Have you ever experienced days when unexpected changes in your routine lead to distressing events, with consequent overreactions from your side resulting in unwanted outcomes?
Most of the time, this occurs when we are stressed out by multiple activities and are trying to keep up increasing our pace. Our society becomes increasingly faster, but humans are not structured to live this way; this results in the brain taking short breaks, making us act by default more often than it would in a non-stressful environment.
The good news is that while society keeps pushing you don't need to stay stuck in those patterns.
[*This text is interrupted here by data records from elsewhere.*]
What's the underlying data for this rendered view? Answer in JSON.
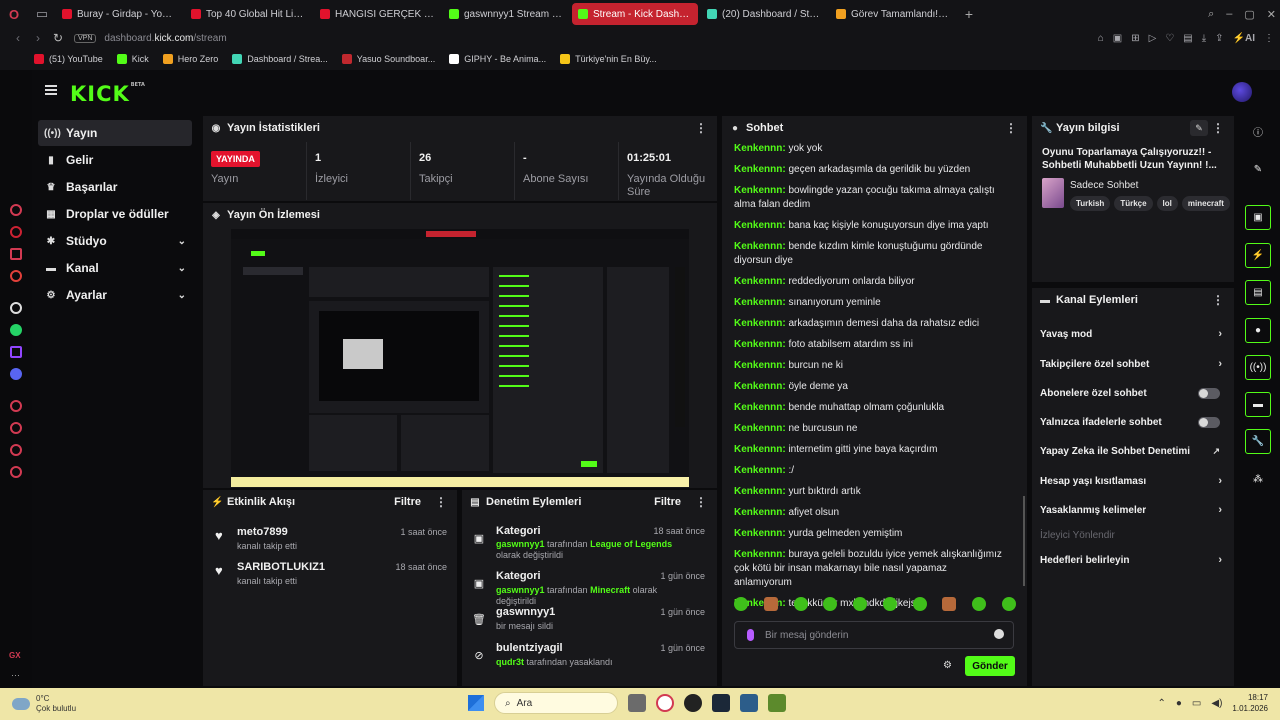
{
  "browser": {
    "tabs": [
      {
        "label": "Buray - Girdap - YouTube",
        "color": "#e1122c"
      },
      {
        "label": "Top 40 Global Hit List 🎉",
        "color": "#e1122c"
      },
      {
        "label": "HANGİSİ GERÇEK GURBE",
        "color": "#e1122c"
      },
      {
        "label": "gaswnnyy1 Stream - Watc",
        "color": "#53fc18"
      },
      {
        "label": "Stream - Kick Dashboard",
        "color": "#53fc18"
      },
      {
        "label": "(20) Dashboard / Streamla",
        "color": "#42d6b5"
      },
      {
        "label": "Görev Tamamlandı! – Hero",
        "color": "#f0a020"
      }
    ],
    "url_prefix": "dashboard.",
    "url_domain": "kick.com",
    "url_path": "/stream",
    "vpn_label": "VPN",
    "bookmarks": [
      {
        "label": "(51) YouTube",
        "color": "#e1122c"
      },
      {
        "label": "Kick",
        "color": "#53fc18"
      },
      {
        "label": "Hero Zero",
        "color": "#f0a020"
      },
      {
        "label": "Dashboard / Strea...",
        "color": "#42d6b5"
      },
      {
        "label": "Yasuo Soundboar...",
        "color": "#c0282e"
      },
      {
        "label": "GIPHY - Be Anima...",
        "color": "#ffffff"
      },
      {
        "label": "Türkiye'nin En Büy...",
        "color": "#f5c518"
      }
    ]
  },
  "kick": {
    "logo": "KICK",
    "logo_badge": "BETA",
    "sidebar": [
      {
        "label": "Yayın",
        "active": true
      },
      {
        "label": "Gelir"
      },
      {
        "label": "Başarılar"
      },
      {
        "label": "Droplar ve ödüller"
      },
      {
        "label": "Stüdyo"
      },
      {
        "label": "Kanal"
      },
      {
        "label": "Ayarlar"
      }
    ],
    "stats": {
      "title": "Yayın İstatistikleri",
      "live_badge": "YAYINDA",
      "items": [
        {
          "value": "",
          "label": "Yayın"
        },
        {
          "value": "1",
          "label": "İzleyici"
        },
        {
          "value": "26",
          "label": "Takipçi"
        },
        {
          "value": "-",
          "label": "Abone Sayısı"
        },
        {
          "value": "01:25:01",
          "label": "Yayında Olduğu Süre"
        }
      ]
    },
    "preview": {
      "title": "Yayın Ön İzlemesi"
    },
    "activity": {
      "title": "Etkinlik Akışı",
      "filter": "Filtre",
      "items": [
        {
          "name": "meto7899",
          "sub": "kanalı takip etti",
          "time": "1 saat önce"
        },
        {
          "name": "SARIBOTLUKIZ1",
          "sub": "kanalı takip etti",
          "time": "18 saat önce"
        }
      ]
    },
    "moderation": {
      "title": "Denetim Eylemleri",
      "filter": "Filtre",
      "items": [
        {
          "name": "Kategori",
          "user": "gaswnnyy1",
          "mid": " tarafından ",
          "target": "League of Legends",
          "end": " olarak değiştirildi",
          "time": "18 saat önce"
        },
        {
          "name": "Kategori",
          "user": "gaswnnyy1",
          "mid": " tarafından ",
          "target": "Minecraft",
          "end": " olarak değiştirildi",
          "time": "1 gün önce"
        },
        {
          "name": "gaswnnyy1",
          "user": "",
          "mid": "bir mesajı sildi",
          "target": "",
          "end": "",
          "time": "1 gün önce"
        },
        {
          "name": "bulentziyagil",
          "user": "qudr3t",
          "mid": " tarafından yasaklandı",
          "target": "",
          "end": "",
          "time": "1 gün önce"
        }
      ]
    },
    "chat": {
      "title": "Sohbet",
      "messages": [
        {
          "user": "Kenkennn:",
          "text": " yok yok"
        },
        {
          "user": "Kenkennn:",
          "text": " geçen arkadaşımla da gerildik bu yüzden"
        },
        {
          "user": "Kenkennn:",
          "text": " bowlingde yazan çocuğu takıma almaya çalıştı alma falan dedim"
        },
        {
          "user": "Kenkennn:",
          "text": " bana kaç kişiyle konuşuyorsun diye ima yaptı"
        },
        {
          "user": "Kenkennn:",
          "text": " bende kızdım kimle konuştuğumu gördünde diyorsun diye"
        },
        {
          "user": "Kenkennn:",
          "text": " reddediyorum onlarda biliyor"
        },
        {
          "user": "Kenkennn:",
          "text": " sınanıyorum yeminle"
        },
        {
          "user": "Kenkennn:",
          "text": " arkadaşımın demesi daha da rahatsız edici"
        },
        {
          "user": "Kenkennn:",
          "text": " foto atabilsem atardım ss ini"
        },
        {
          "user": "Kenkennn:",
          "text": " burcun ne ki"
        },
        {
          "user": "Kenkennn:",
          "text": " öyle deme ya"
        },
        {
          "user": "Kenkennn:",
          "text": " bende muhattap olmam çoğunlukla"
        },
        {
          "user": "Kenkennn:",
          "text": " ne burcusun ne"
        },
        {
          "user": "Kenkennn:",
          "text": " internetim gitti yine baya kaçırdım"
        },
        {
          "user": "Kenkennn:",
          "text": " :/"
        },
        {
          "user": "Kenkennn:",
          "text": " yurt bıktırdı artık"
        },
        {
          "user": "Kenkennn:",
          "text": " afiyet olsun"
        },
        {
          "user": "Kenkennn:",
          "text": " yurda gelmeden yemiştim"
        },
        {
          "user": "Kenkennn:",
          "text": " buraya geleli bozuldu iyice yemek alışkanlığımız çok kötü bir insan makarnayı bile nasıl yapamaz anlamıyorum"
        },
        {
          "user": "Kenkennn:",
          "text": " teşekkürler mxkxndkdkdjkejs"
        }
      ],
      "input_placeholder": "Bir mesaj gönderin",
      "send_label": "Gönder"
    },
    "stream_info": {
      "title": "Yayın bilgisi",
      "stream_title": "Oyunu Toparlamaya Çalışıyoruzz!! - Sohbetli Muhabbetli Uzun Yayınn! !...",
      "category": "Sadece Sohbet",
      "tags": [
        "Turkish",
        "Türkçe",
        "lol",
        "minecraft"
      ]
    },
    "channel_actions": {
      "title": "Kanal Eylemleri",
      "items": [
        {
          "label": "Yavaş mod",
          "control": "chevron"
        },
        {
          "label": "Takipçilere özel sohbet",
          "control": "chevron"
        },
        {
          "label": "Abonelere özel sohbet",
          "control": "toggle"
        },
        {
          "label": "Yalnızca ifadelerle sohbet",
          "control": "toggle"
        },
        {
          "label": "Yapay Zeka ile Sohbet Denetimi",
          "control": "external"
        },
        {
          "label": "Hesap yaşı kısıtlaması",
          "control": "chevron"
        },
        {
          "label": "Yasaklanmış kelimeler",
          "control": "chevron"
        },
        {
          "label": "İzleyici Yönlendir",
          "control": "none",
          "disabled": true
        },
        {
          "label": "Hedefleri belirleyin",
          "control": "chevron"
        }
      ]
    }
  },
  "taskbar": {
    "temp": "0°C",
    "weather": "Çok bulutlu",
    "search": "Ara",
    "time": "18:17",
    "date": "1.01.2026"
  }
}
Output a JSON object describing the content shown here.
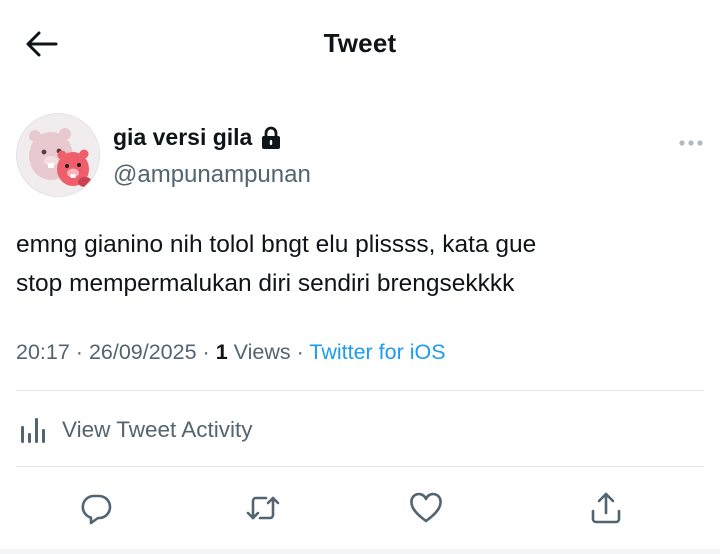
{
  "header": {
    "title": "Tweet"
  },
  "author": {
    "display_name": "gia versi gila",
    "handle": "@ampunampunan",
    "protected": true
  },
  "tweet": {
    "text": "emng gianino nih tolol bngt elu plissss, kata gue\nstop mempermalukan diri sendiri brengsekkkk",
    "time": "20:17",
    "date": "26/09/2025",
    "views_count": "1",
    "views_label": "Views",
    "source": "Twitter for iOS",
    "separator": "·"
  },
  "activity": {
    "label": "View Tweet Activity"
  },
  "actions": {
    "items": [
      "reply-icon",
      "retweet-icon",
      "like-icon",
      "share-icon"
    ]
  },
  "colors": {
    "text": "#0f1419",
    "secondary": "#536471",
    "link": "#1d9bf0",
    "divider": "#e1e6ea"
  }
}
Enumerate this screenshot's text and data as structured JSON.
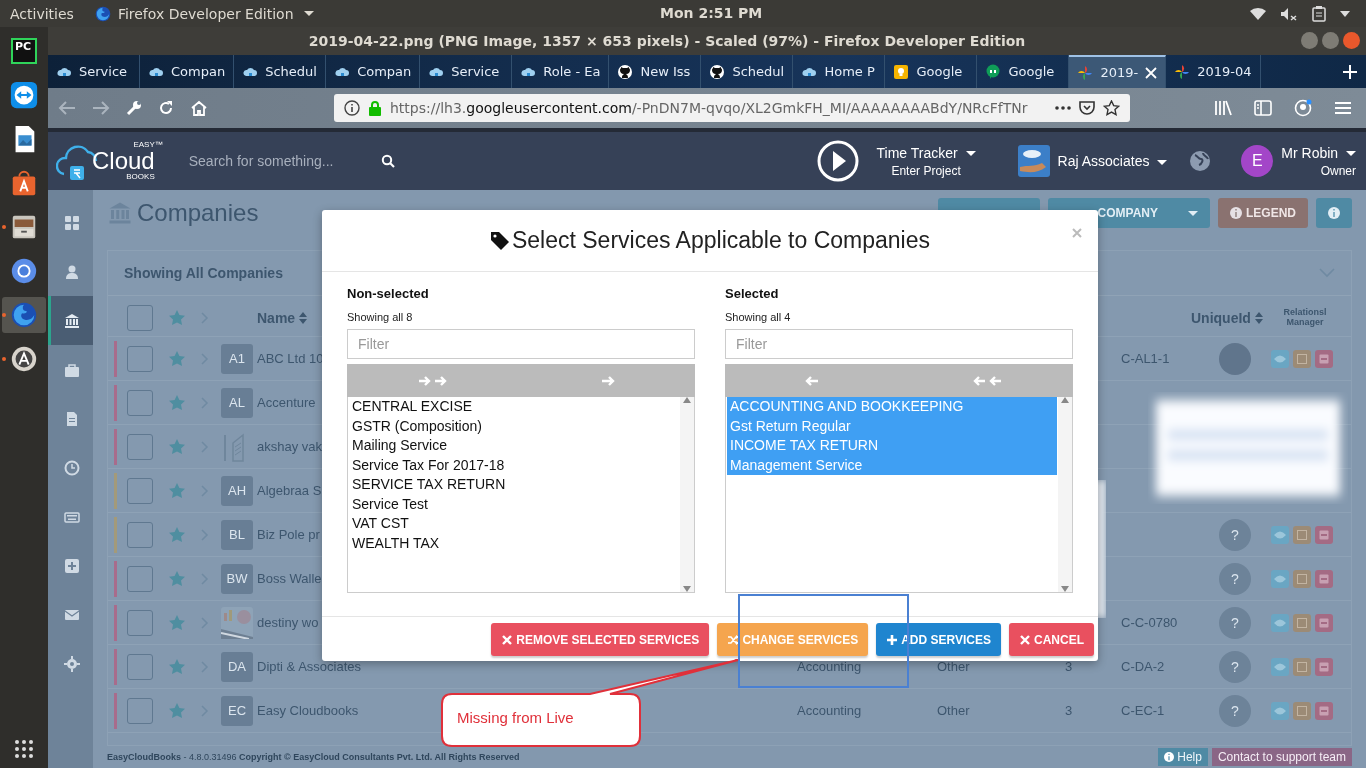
{
  "system_bar": {
    "activities": "Activities",
    "app_menu": "Firefox Developer Edition",
    "clock": "Mon  2:51 PM"
  },
  "dock": {
    "items": [
      {
        "kind": "pycharm",
        "label": "PC",
        "running": false,
        "selected": false
      },
      {
        "kind": "remote",
        "running": false,
        "selected": false
      },
      {
        "kind": "document",
        "running": false,
        "selected": false
      },
      {
        "kind": "store",
        "running": false,
        "selected": false
      },
      {
        "kind": "files",
        "running": true,
        "selected": false
      },
      {
        "kind": "chromium",
        "running": false,
        "selected": false
      },
      {
        "kind": "firefox",
        "running": true,
        "selected": true
      },
      {
        "kind": "updater",
        "running": true,
        "selected": false
      }
    ]
  },
  "window": {
    "title": "2019-04-22.png (PNG Image, 1357 × 653 pixels) - Scaled (97%) - Firefox Developer Edition"
  },
  "tabs": [
    {
      "label": "Service",
      "kind": "cloud",
      "selected": false
    },
    {
      "label": "Compan",
      "kind": "cloud",
      "selected": false
    },
    {
      "label": "Schedul",
      "kind": "cloud",
      "selected": false
    },
    {
      "label": "Compan",
      "kind": "cloud",
      "selected": false
    },
    {
      "label": "Service",
      "kind": "cloud",
      "selected": false
    },
    {
      "label": "Role - Ea",
      "kind": "cloud",
      "selected": false
    },
    {
      "label": "New Iss",
      "kind": "github",
      "selected": false
    },
    {
      "label": "Schedul",
      "kind": "github",
      "selected": false
    },
    {
      "label": "Home P",
      "kind": "cloud",
      "selected": false
    },
    {
      "label": "Google",
      "kind": "bulb",
      "selected": false
    },
    {
      "label": "Google",
      "kind": "chat",
      "selected": false
    },
    {
      "label": "2019-",
      "kind": "pinwheel",
      "selected": true
    },
    {
      "label": "2019-04",
      "kind": "pinwheel",
      "selected": false
    }
  ],
  "url": {
    "scheme": "https://lh3.",
    "domain": "googleusercontent.com",
    "path": "/-PnDN7M-qvqo/XL2GmkFH_MI/AAAAAAAABdY/NRcFfTNr"
  },
  "app_header": {
    "logo": {
      "top": "EASY",
      "main": "Cloud",
      "bottom": "BOOKS",
      "mark": "™"
    },
    "search": {
      "placeholder": "Search for something..."
    },
    "tracker": {
      "title": "Time Tracker",
      "subtitle": "Enter Project"
    },
    "organization": "Raj Associates",
    "user": {
      "initial": "E",
      "name": "Mr Robin",
      "role": "Owner"
    }
  },
  "sidebar": {
    "items": [
      {
        "kind": "dashboard",
        "selected": false
      },
      {
        "kind": "user",
        "selected": false
      },
      {
        "kind": "bank",
        "selected": true
      },
      {
        "kind": "briefcase",
        "selected": false
      },
      {
        "kind": "document",
        "selected": false
      },
      {
        "kind": "clock",
        "selected": false
      },
      {
        "kind": "keyboard",
        "selected": false
      },
      {
        "kind": "plus",
        "selected": false
      },
      {
        "kind": "mail",
        "selected": false
      },
      {
        "kind": "gear",
        "selected": false
      }
    ]
  },
  "page": {
    "title": "Companies",
    "buttons": [
      {
        "kind": "create"
      },
      {
        "label": "COMPANY",
        "kind": "import"
      },
      {
        "label": "LEGEND",
        "kind": "legend"
      },
      {
        "kind": "info"
      }
    ]
  },
  "panel": {
    "heading": "Showing All Companies",
    "all_checked": false,
    "columns": {
      "name": "Name",
      "unique_id": "UniqueId",
      "manager": "Relationsl Manager"
    }
  },
  "rows": [
    {
      "initials": "A1",
      "name": "ABC Ltd 10",
      "color": "#a86c8c",
      "kind": "initials",
      "checked": false,
      "unique_id": "C-AL1-1",
      "actions": true
    },
    {
      "initials": "AL",
      "name": "Accenture",
      "color": "#a86c8c",
      "kind": "initials",
      "checked": false,
      "actions": false
    },
    {
      "name": "akshay vak",
      "color": "#a86c8c",
      "checked": false,
      "actions": false
    },
    {
      "initials": "AH",
      "name": "Algebraa S",
      "color": "#a39a7a",
      "kind": "initials",
      "checked": false,
      "actions": false
    },
    {
      "initials": "BL",
      "name": "Biz Pole pr",
      "color": "#a39a7a",
      "kind": "initials",
      "checked": false,
      "manager": {
        "kind": "unknown",
        "text": "?"
      },
      "actions": true
    },
    {
      "initials": "BW",
      "name": "Boss Walle",
      "color": "#a86c8c",
      "kind": "initials",
      "checked": false,
      "manager": {
        "kind": "unknown",
        "text": "?"
      },
      "actions": true
    },
    {
      "name": "destiny wo",
      "color": "#a86c8c",
      "kind": "chart",
      "checked": false,
      "unique_id": "C-C-0780",
      "manager": {
        "kind": "unknown",
        "text": "?"
      },
      "actions": true
    },
    {
      "initials": "DA",
      "name": "Dipti & Associates",
      "color": "#a86c8c",
      "kind": "initials",
      "checked": false,
      "type": "Accounting",
      "category": "Other",
      "count": "3",
      "unique_id": "C-DA-2",
      "manager": {
        "kind": "unknown",
        "text": "?"
      },
      "actions": true
    },
    {
      "initials": "EC",
      "name": "Easy Cloudbooks",
      "color": "#a86c8c",
      "kind": "initials",
      "checked": false,
      "type": "Accounting",
      "category": "Other",
      "count": "3",
      "unique_id": "C-EC-1",
      "manager": {
        "kind": "unknown",
        "text": "?"
      },
      "actions": true
    }
  ],
  "footer": {
    "brand": "EasyCloudBooks",
    "version": "- 4.8.0.31496",
    "copyright": "Copyright © EasyCloud Consultants Pvt. Ltd. All Rights Reserved",
    "help": "Help",
    "support": "Contact to support team"
  },
  "modal": {
    "title": "Select Services Applicable to Companies",
    "lists": [
      {
        "heading": "Non-selected",
        "count": "Showing all 8",
        "filter_placeholder": "Filter",
        "move": [
          {
            "kind": "all"
          },
          {
            "kind": "one"
          }
        ],
        "items": [
          {
            "label": "CENTRAL EXCISE",
            "selected": false
          },
          {
            "label": "GSTR (Composition)",
            "selected": false
          },
          {
            "label": "Mailing Service",
            "selected": false
          },
          {
            "label": "Service Tax For 2017-18",
            "selected": false
          },
          {
            "label": "SERVICE TAX RETURN",
            "selected": false
          },
          {
            "label": "Service Test",
            "selected": false
          },
          {
            "label": "VAT CST",
            "selected": false
          },
          {
            "label": "WEALTH TAX",
            "selected": false
          }
        ]
      },
      {
        "heading": "Selected",
        "count": "Showing all 4",
        "filter_placeholder": "Filter",
        "move": [
          {
            "kind": "one"
          },
          {
            "kind": "all"
          }
        ],
        "items": [
          {
            "label": "ACCOUNTING AND BOOKKEEPING",
            "selected": true
          },
          {
            "label": "Gst Return Regular",
            "selected": true
          },
          {
            "label": "INCOME TAX RETURN",
            "selected": true
          },
          {
            "label": "Management Service",
            "selected": true
          }
        ]
      }
    ],
    "buttons": [
      {
        "label": "REMOVE SELECTED SERVICES",
        "kind": "remove"
      },
      {
        "label": "CHANGE SERVICES",
        "kind": "change"
      },
      {
        "label": "ADD SERVICES",
        "kind": "add"
      },
      {
        "label": "CANCEL",
        "kind": "cancel"
      }
    ]
  },
  "annotation": {
    "text": "Missing from Live"
  }
}
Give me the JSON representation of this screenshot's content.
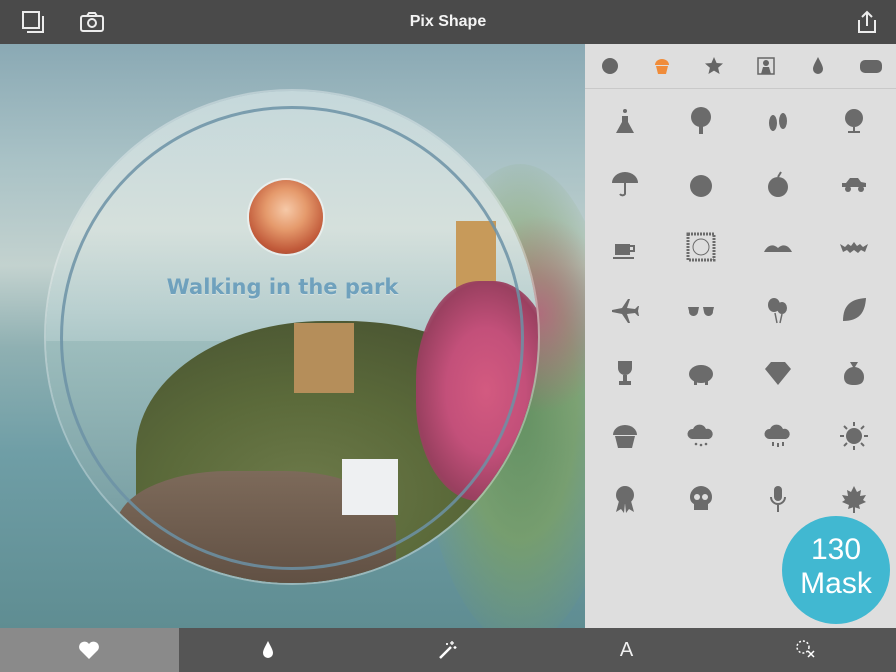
{
  "app": {
    "title": "Pix Shape"
  },
  "toolbar": {
    "left_icons": [
      "layers-icon",
      "camera-icon"
    ],
    "right_icon": "share-icon"
  },
  "canvas": {
    "caption": "Walking in the park"
  },
  "shape_tabs": [
    "circle-icon",
    "cupcake-icon",
    "star-icon",
    "silhouette-icon",
    "drop-icon",
    "cloud-shape-icon"
  ],
  "active_shape_tab": "cupcake-icon",
  "shape_grid": [
    [
      "flask-icon",
      "tree-icon",
      "footprints-icon",
      "globe-icon"
    ],
    [
      "umbrella-icon",
      "tomato-icon",
      "apple-icon",
      "car-icon"
    ],
    [
      "coffee-cup-icon",
      "lace-frame-icon",
      "mustache-icon",
      "bat-icon"
    ],
    [
      "airplane-icon",
      "sunglasses-icon",
      "balloons-icon",
      "leaf-icon"
    ],
    [
      "trophy-icon",
      "piggy-bank-icon",
      "diamond-icon",
      "money-bag-icon"
    ],
    [
      "cupcake-icon",
      "snow-cloud-icon",
      "rain-cloud-icon",
      "sun-icon"
    ],
    [
      "award-ribbon-icon",
      "skull-icon",
      "microphone-icon",
      "maple-leaf-icon"
    ]
  ],
  "mask_badge": {
    "count": "130",
    "label": "Mask"
  },
  "bottom_tabs": [
    {
      "icon": "heart-icon",
      "text": ""
    },
    {
      "icon": "drop-icon",
      "text": ""
    },
    {
      "icon": "magic-wand-icon",
      "text": ""
    },
    {
      "icon": "text-icon",
      "text": "A"
    },
    {
      "icon": "scissors-icon",
      "text": ""
    }
  ],
  "colors": {
    "top_bar": "#4a4a4a",
    "bottom_bar": "#555555",
    "active_tab_bg": "#8a8a8a",
    "icon_gray": "#6b6b6b",
    "accent_orange": "#f08c3a",
    "badge": "#41b8d1",
    "caption": "#6fa1bd"
  }
}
Rewiring Your Brain with Mindfulness
Most of our daily actions are performed by default; we don't think about what we do and do things automatically. Default is a natural feature of the brain, and it has its purpose, but when the brain is stressed, being on default may become a habit promoting worrying and ruminating, strengthening our negative inner voice.
Deciding to become more mindful and reducing stress is a conscious choice. Making small lifestyle changes and taking a few minutes for mindfulness daily can significantly change the course of your everyday experience.
Just when you feel you have no time to relax,
know this is the moment you most need to relax.
Introducing Mindful Practices into Your Routine
The essential tools to live mindfully include mindful presence, breathing, meditation and yoga. For some, these may sound like fancy ways to dismiss our inability to face challenges. Fortunately, you don't have to do them all, just adding one mindfulness exercise will show you the difference. Researchers have conducted several studies on the benefits of mindfulness in the last twenty years. These studies can be easily found online, along with interesting TED talks or YouTube videos explaining the advantages of living mindfully. Mindfulness is about staying in the present and observing yourself, your thoughts and feelings with curiosity and without judgment.
Regular practice allows us to remain present with uncomfortable feelings and thoughts, reducing their influence on our mood and improving the mind-body connection.
Starting Your Day with Purpose
Instead of starting your day mindlessly, begin with intention; explore what your mind and body want.
Find a comfortable spot, close your eyes, and tune in to your body's sensations.
Take three deep breaths, inhaling through your nose and exhaling through your mouth.
Allow your breath to settle into its rhythm, feeling your chest and belly rise and fall.
Consider how you want to show up for yourself, the qualities you want to enhance, and ways to be compassionate during challenging moments.
Set your intention for the day and check in regularly to stay focused on your daily purpose.
Realise deeply that the present moment is all you have.
Multitasking does not work; it exhausts the brain, and we cannot perform two actions with the same level of attention.
Introducing mindfulness teaches the brain to be more present by promoting intentional actions and decisions. This is how you train your brain to be more present.
Reduce multitasking as much as possible; most things done while multitasking need to be revisited.
Assign yourself the task to be intentional as often as possible while performing tasks.
Notice every time your mind wanders, resist judging yourself, and bring your mind back to the task.
Self-Awareness: Listening to Yourself
Track your routine for a week. Living on default often leads to doing things because we think, "We have to", "We should", or "This is what everyone does." Begin to pay attention to your routine and observe how your mind and body feel after you do things you don't enjoy. And what about when you do something you love?
After a week, assess and list what needs your attention. Pay particular attention to procrastination, exhaustion, or any kind of physical pain. Notice your feelings: anger, sadness, anxiety, shame, and guilt. Check the feelings wheel and be specific.
Be honest with yourself; there's a big difference between finding excuses and setting expectations too high.
Self-awareness is about knowing what you are capable of, but also your limits. Listening to yourself means becoming familiar with your mind and bodily sensations. If you keep leaving something behind, explore why. If you force yourself to do something, assess if it is worth doing it and find alternative solutions.
In a world full of doing, doing, doing,
it’s important to take a moment to just breathe, to just be.
Incorporating mindfulness practices into your daily routine demands a little time but benefits your overall well-being. So, the next time you feel rushed or stressed, take a moment to pause, breathe, and infuse mindfulness into the moment. Your mind and body will thank you.
When unpleasant feelings rule your day for too long, it’s time to reach out to someone you trust. You don't have to face everything alone. If you don't have someone to talk to, contact a helpline, a support group, or a professional. Your GP or a counsellor can make a difference in your wellbeing.